VIR SEPA RECU /DE THEO VIRMONT /MOTIF REMBOURSEMENT /REF 20231201-ABCD

this was my friend paying me back for dinner.

every bank formats transaction descriptions like they are trying to win an obfuscation contest. some include merchant category codes, others do not. some have clean merchant names, others give you raw payment processor references that look like serial numbers.

"standardized" apparently means "we all send JSON but the content is pure chaos."

building transaction categorization became an exercise in digital archaeology, digging through layers of banking legacy to find actual meaning.

the parsing nightmare

at the company i work at we deal with marketplace data from hundreds of different sellers, each with their own product catalog formats. this was worse.

at least sellers want their products to be understood. banks seem actively hostile to comprehension.

i ended up with regex patterns that looked like incantations:

// Detect friend payments (because apparently this is rocket science)
const friendPaymentRegex = /VIR\s+SEPA.*\/DE\s+([A-Z\s]+).*\/MOTIF\s+([^\/]+)/i;

// Parse merchant names from card transactions
const merchantRegex = /CARTE\s+\d+.*?\s+([A-Z\s]+)\s+LE\s+\d{2}\/\d{2}/i;

each bank had different formats. each transaction type had different structures. edge cases had edge cases.

what actually worked (eventually)

despite feeling like i was reverse-engineering financial hieroglyphs, the core functionality came together. i could sync transactions, categorize spending, and see trends over time.

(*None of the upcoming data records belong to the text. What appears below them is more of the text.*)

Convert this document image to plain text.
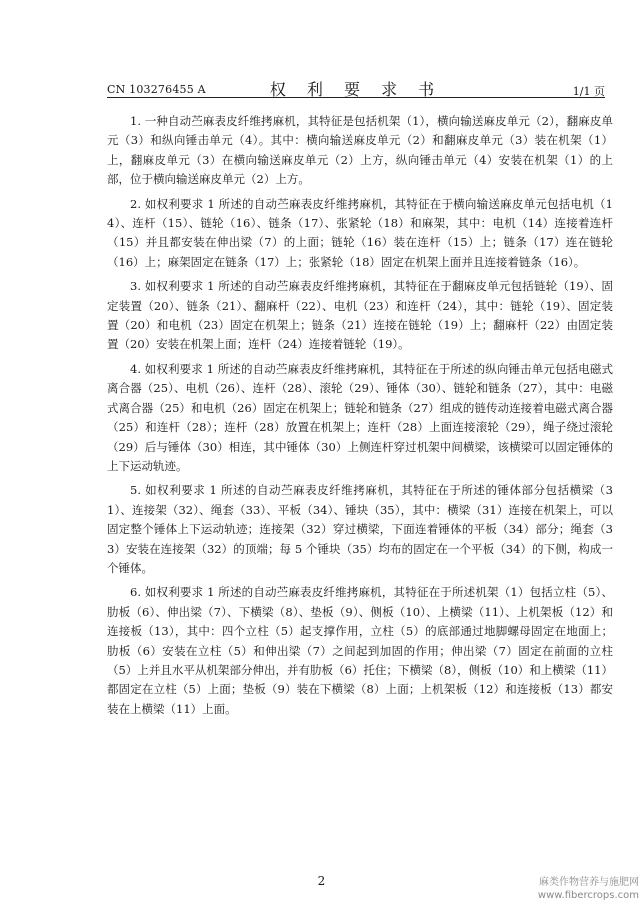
CN 103276455 A	权 利 要 求 书	1/1 页

1. 一种自动苎麻表皮纤维拷麻机，其特征是包括机架（1），横向输送麻皮单元（2），翻麻皮单元（3）和纵向锤击单元（4）。其中：横向输送麻皮单元（2）和翻麻皮单元（3）装在机架（1）上，翻麻皮单元（3）在横向输送麻皮单元（2）上方，纵向锤击单元（4）安装在机架（1）的上部，位于横向输送麻皮单元（2）上方。

2. 如权利要求 1 所述的自动苎麻表皮纤维拷麻机，其特征在于横向输送麻皮单元包括电机（14）、连杆（15）、链轮（16）、链条（17）、张紧轮（18）和麻架，其中：电机（14）连接着连杆（15）并且都安装在伸出梁（7）的上面；链轮（16）装在连杆（15）上；链条（17）连在链轮（16）上；麻架固定在链条（17）上；张紧轮（18）固定在机架上面并且连接着链条（16）。

3. 如权利要求 1 所述的自动苎麻表皮纤维拷麻机，其特征在于翻麻皮单元包括链轮（19）、固定装置（20）、链条（21）、翻麻杆（22）、电机（23）和连杆（24），其中：链轮（19）、固定装置（20）和电机（23）固定在机架上；链条（21）连接在链轮（19）上；翻麻杆（22）由固定装置（20）安装在机架上面；连杆（24）连接着链轮（19）。

4. 如权利要求 1 所述的自动苎麻表皮纤维拷麻机，其特征在于所述的纵向锤击单元包括电磁式离合器（25）、电机（26）、连杆（28）、滚轮（29）、锤体（30）、链轮和链条（27），其中：电磁式离合器（25）和电机（26）固定在机架上；链轮和链条（27）组成的链传动连接着电磁式离合器（25）和连杆（28）；连杆（28）放置在机架上；连杆（28）上面连接滚轮（29），绳子绕过滚轮（29）后与锤体（30）相连，其中锤体（30）上侧连杆穿过机架中间横梁，该横梁可以固定锤体的上下运动轨迹。

5. 如权利要求 1 所述的自动苎麻表皮纤维拷麻机，其特征在于所述的锤体部分包括横梁（31）、连接架（32）、绳套（33）、平板（34）、锤块（35），其中：横梁（31）连接在机架上，可以固定整个锤体上下运动轨迹；连接架（32）穿过横梁，下面连着锤体的平板（34）部分；绳套（33）安装在连接架（32）的顶端；每 5 个锤块（35）均布的固定在一个平板（34）的下侧，构成一个锤体。

6. 如权利要求 1 所述的自动苎麻表皮纤维拷麻机，其特征在于所述机架（1）包括立柱（5）、肋板（6）、伸出梁（7）、下横梁（8）、垫板（9）、侧板（10）、上横梁（11）、上机架板（12）和连接板（13），其中：四个立柱（5）起支撑作用，立柱（5）的底部通过地脚螺母固定在地面上；肋板（6）安装在立柱（5）和伸出梁（7）之间起到加固的作用；伸出梁（7）固定在前面的立柱（5）上并且水平从机架部分伸出，并有肋板（6）托住；下横梁（8），侧板（10）和上横梁（11）都固定在立柱（5）上面；垫板（9）装在下横梁（8）上面；上机架板（12）和连接板（13）都安装在上横梁（11）上面。

2	麻类作物营养与施肥网
www.fibercrops.com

the most valuable insight was not technical: i spend way too much money on random online purchases. seeing "miscellaneous internet shopping" as my second-largest expense category was sobering.

the hidden complexity

what i thought would be a weekend project became a month-long journey through financial data archaeology. every integration took three times longer than expected because you are not just building software, you are translating between decades of banking legacy and modern expectations.

but here is the thing that surprised me: once you understand the chaos, patterns emerge. banks might format data differently, but the underlying financial flows are consistent. money moves in predictable ways, even when the data describing those movements looks like it was encrypted by a drunk robot.

lessons from the trenches

first, "open" does not mean "easy." regulatory compliance creates access, but does not guarantee sanity.

second, financial data is messy by design. banks are not tech companies. their systems reflect decades of regulatory requirements, legacy decisions, and the fundamental truth that moving money is hard.

third, building fintech products requires the patience of a saint and the debugging skills of a detective. every integration is an adventure in digital archaeology.

but most importantly: the infrastructure is clunky, but the value is real. my little finance dashboard now pulls data from multiple accounts, categorizes transactions, and shows me spending patterns i never noticed before.

understanding how money moves through these systems makes me appreciate the complexity behind every tap-to-pay transaction. we complain about banking UX, but the fact that any of this works at all feels like a minor miracle.

sometimes the best way to understand a system is to try building on top of it. even if that system was apparently designed by people who hate developers.